Droogte van steeneiken wordt veroorzaakt door de fytopathogene schimmel Phytophthora cinnamomi dat veroorzaakt het verval en de dood van de eiken. Symptomen treden meestal op wanneer de plant lijdt aan extreem watertekort, milieuverontreiniging of onjuiste behandeling..
Een effectief agronomisch beheer is essentieel om een sterk en krachtig exemplaar te verkrijgen. Hiervoor is de effectieve toepassing van irrigatie essentieel en voorziet u in voedingsbehoeften met organische meststoffen, waarbij ernstige snoei wordt vermeden..

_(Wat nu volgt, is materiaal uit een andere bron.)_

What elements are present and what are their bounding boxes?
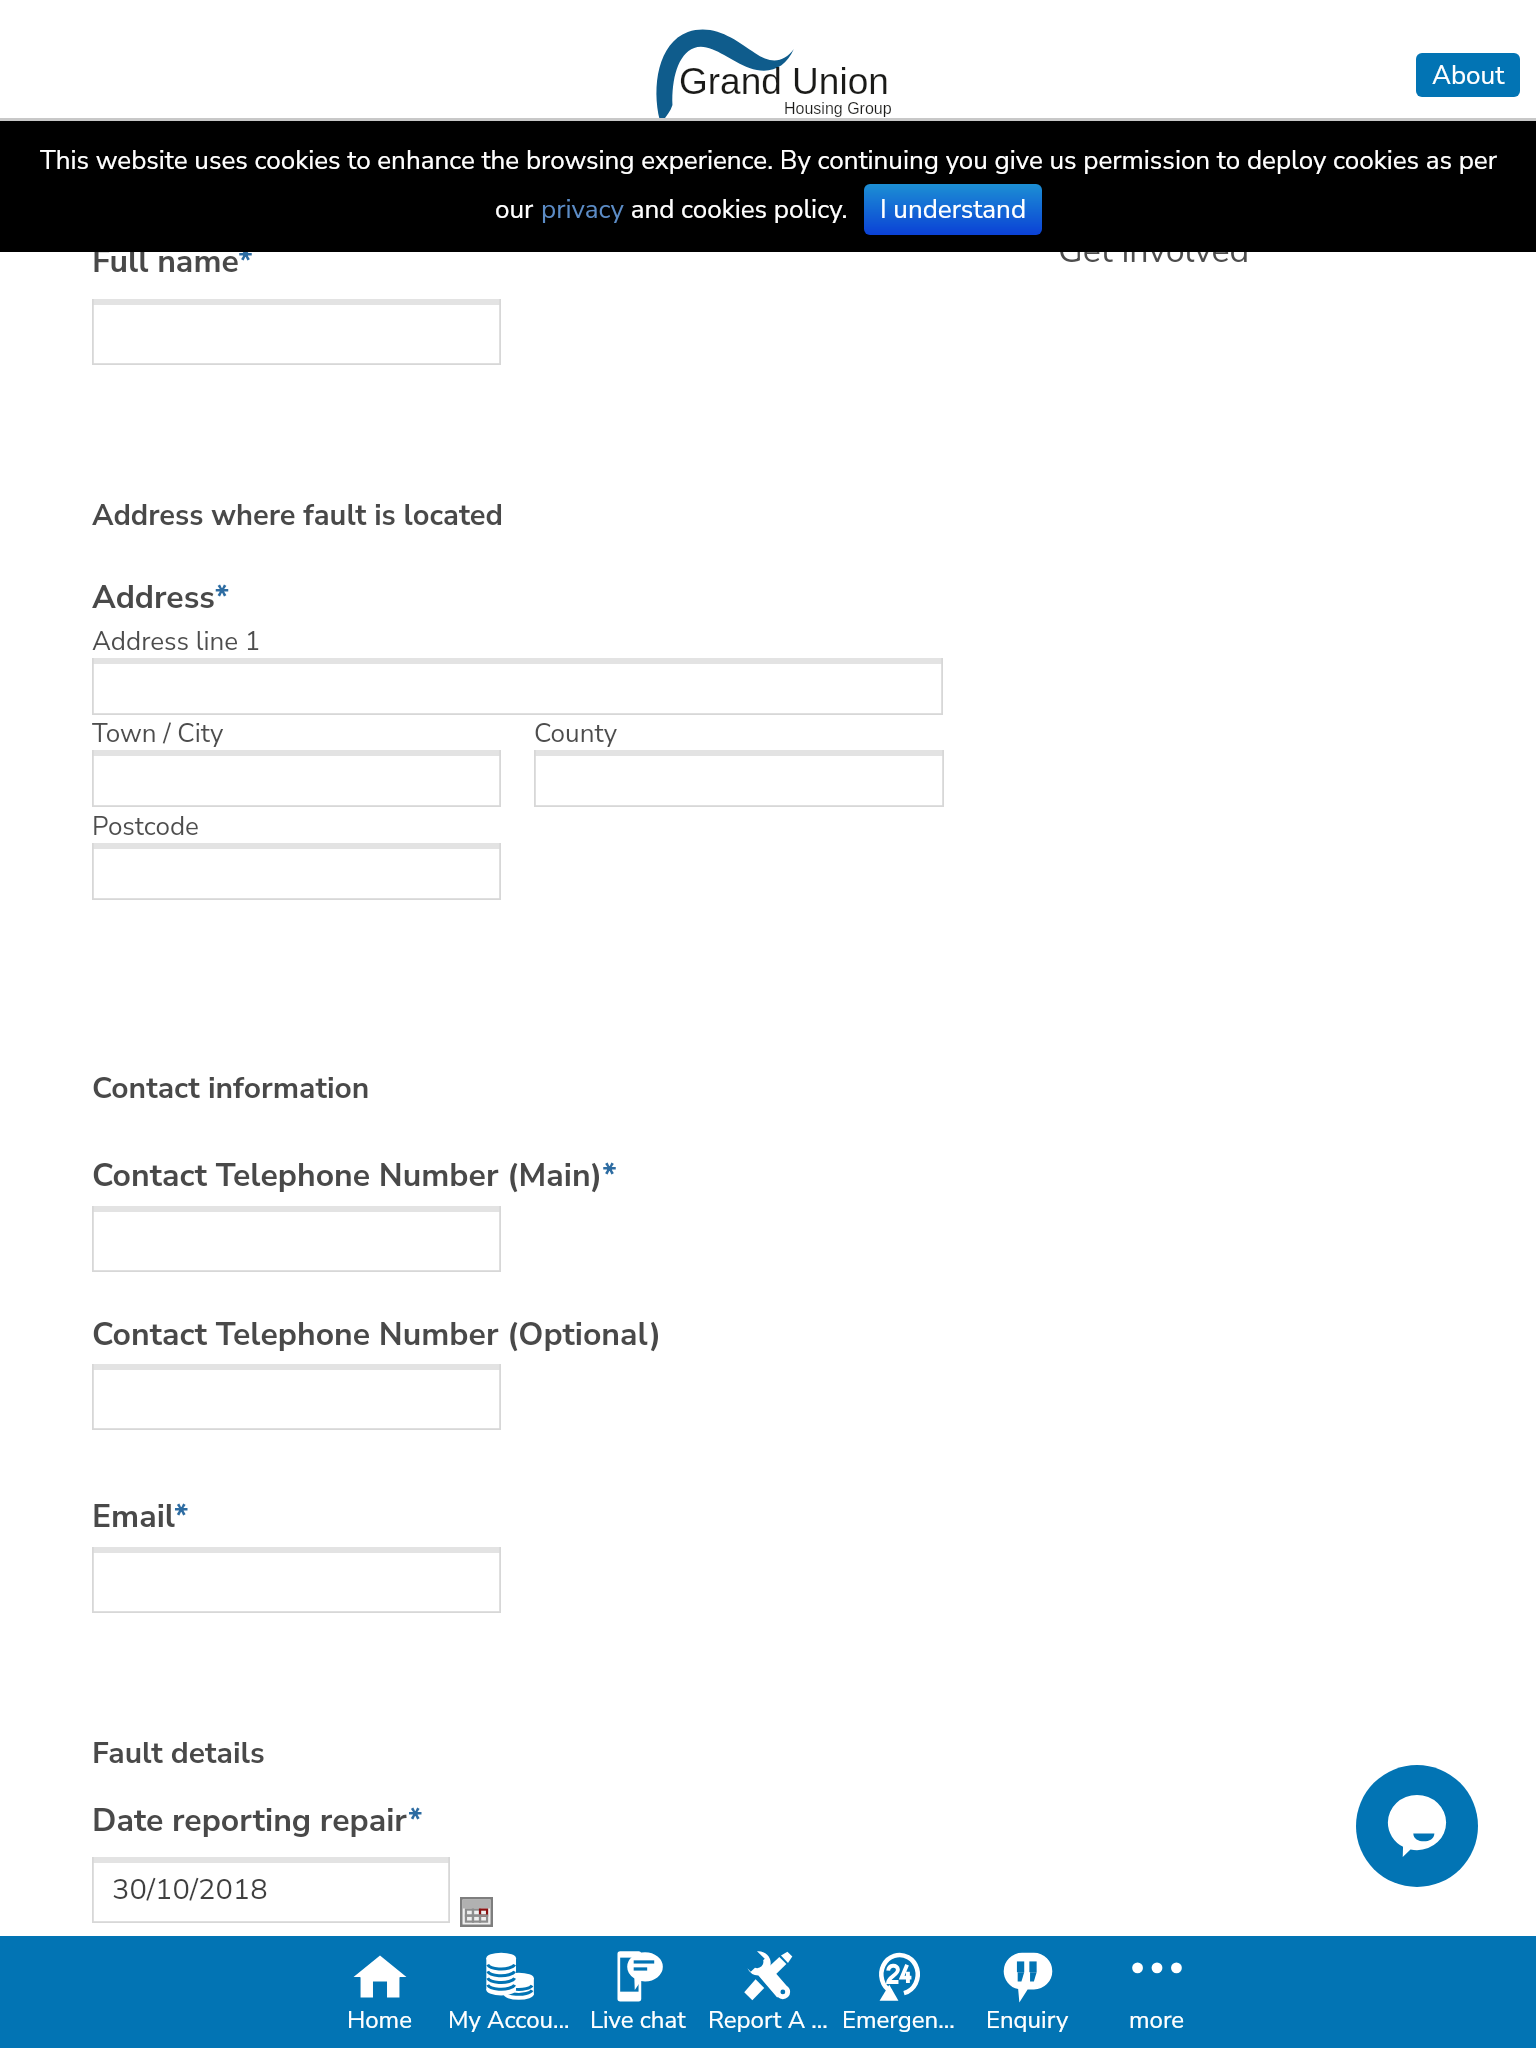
staticText: Get involved xyxy=(1058,228,1250,274)
staticText: Live chat xyxy=(590,2004,686,2037)
staticText: and cookies policy. xyxy=(624,192,848,227)
button[interactable]: I understand xyxy=(864,184,1042,235)
button[interactable]: Emergen… xyxy=(834,1936,963,2048)
staticText: About xyxy=(1432,58,1505,93)
button[interactable] xyxy=(92,658,943,715)
staticText: Home xyxy=(347,2004,412,2037)
staticText: Report A … xyxy=(708,2004,828,2037)
staticText: Fault details xyxy=(92,1733,265,1774)
button[interactable] xyxy=(534,750,944,807)
staticText: Full name* xyxy=(92,240,253,284)
button[interactable]: Report A … xyxy=(702,1936,834,2048)
button[interactable]: privacy xyxy=(541,192,624,227)
button[interactable]: more xyxy=(1092,1936,1221,2048)
staticText: Contact Telephone Number (Main)* xyxy=(92,1154,617,1198)
button[interactable]: Enquiry xyxy=(963,1936,1092,2048)
staticText: Emergen… xyxy=(842,2004,955,2037)
button[interactable]: Get involved xyxy=(1058,228,1250,274)
staticText: our xyxy=(495,192,541,227)
staticText: County xyxy=(534,716,618,751)
staticText: Enquiry xyxy=(986,2004,1069,2037)
staticText: Email* xyxy=(92,1495,189,1539)
staticText: Address* xyxy=(92,576,230,620)
button[interactable]: My Accou… xyxy=(444,1936,573,2048)
button[interactable]: Home xyxy=(315,1936,444,2048)
button[interactable] xyxy=(92,1206,501,1272)
staticText: I understand xyxy=(880,192,1027,227)
staticText: more xyxy=(1129,2004,1185,2037)
staticText: Date reporting repair* xyxy=(92,1799,423,1843)
staticText: Housing Group xyxy=(784,100,892,118)
staticText: Postcode xyxy=(92,809,199,844)
staticText: 30/10/2018 xyxy=(112,1870,268,1910)
staticText: This website uses cookies to enhance the… xyxy=(40,143,1497,178)
staticText: Address line 1 xyxy=(92,624,261,659)
staticText: Town / City xyxy=(92,716,224,751)
button[interactable] xyxy=(92,1547,501,1613)
staticText: Contact Telephone Number (Optional) xyxy=(92,1313,662,1357)
button[interactable]: 30/10/2018 xyxy=(92,1857,450,1923)
button[interactable] xyxy=(92,1364,501,1430)
staticText: My Accou… xyxy=(448,2004,570,2037)
button[interactable]: Open live chat xyxy=(1356,1765,1478,1887)
staticText: Grand Union xyxy=(679,61,889,102)
button[interactable]: Pick a date xyxy=(460,1897,493,1927)
button[interactable] xyxy=(92,843,501,900)
button[interactable]: About xyxy=(1416,53,1520,97)
button[interactable] xyxy=(92,299,501,365)
staticText: privacy xyxy=(541,192,624,227)
staticText: Contact information xyxy=(92,1068,370,1109)
button[interactable] xyxy=(92,750,501,807)
staticText: Address where fault is located xyxy=(92,496,503,536)
button[interactable]: Live chat xyxy=(573,1936,702,2048)
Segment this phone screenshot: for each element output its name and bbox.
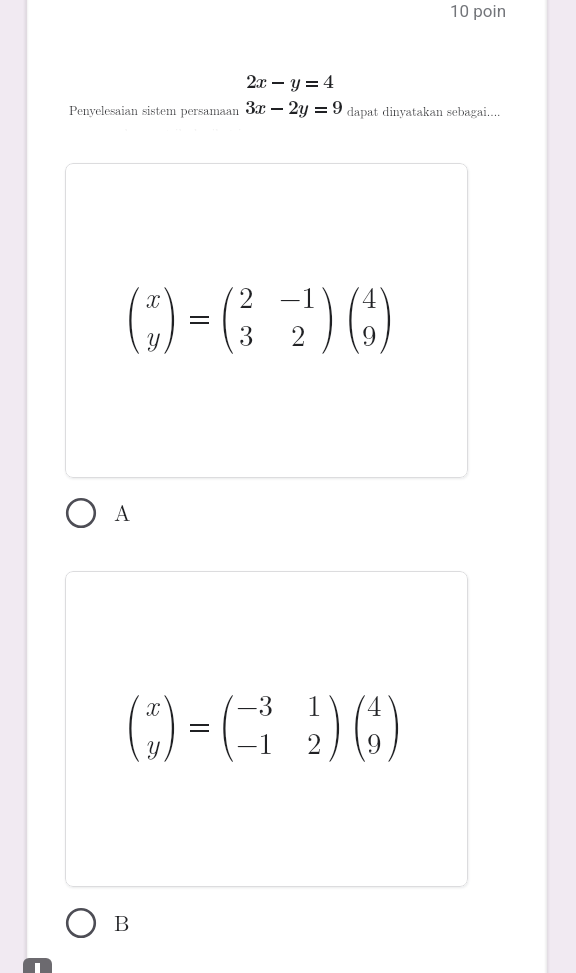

Het hout van goede kwaliteit, fijne nerf, hard, zwaar en bestendig wordt gebruikt voor de vervaardiging van landbouwwerktuigen en algemeen timmerwerk. Het is ideaal voor het vervaardigen van onderdelen die continu hanteren ondersteunen, zoals karren, ploegen of parket, evenals hydraulisch gereedschap, balken of pilaren.
Het brandhout van de steeneik is zeer waardevol voor het verkrijgen van houtskool. Bovendien bevat de schors tannines die worden gebruikt voor het leerlooiproces, vooral in de Marokkaanse regio..
Quercus ilex Het is een boom van landschappelijke betekenis en is een van de belangrijkste soorten in landelijke weilanden en rond steden. Steeneiken zijn inderdaad decoratieve planten die een uitstekende schaduw bieden in open ruimtes, en worden veel gebruikt om bonsai te maken.
Eikels worden gebruikt als voedingssupplement om Iberische varkens te voeren. Ze worden ook gebruikt voor menselijke consumptie, geroosterd als noten of gemalen om meel te verkrijgen voor de productie van bakkerijproducten..
Steeneik bevat bepaalde organische verbindingen zoals tannines, galluszuur en querecitaanzuur die samentrekkende en antiseptische geneeskrachtige eigenschappen hebben. Bovendien hebben eikels zetmeel, vetten, suikers en tannines die worden gebruikt voor medicinaal of voedselgebruik.
Over het algemeen zijn de onderdelen die voor medicinaal gebruik worden gebruikt de schors, de bladeren en de eikels, of ze nu gedroogd, geplet of gemalen zijn. De afkooksels van de schors worden gebruikt als middel tegen diarree; als Vulnerary wordt het gebruikt om wonden, aambeien of bloedneuzen te verlichten; Het wordt ook plaatselijk op de hoofdhuid aangebracht om roos onder controle te houden..
Niemand heeft nog op dit artikel gereageerd.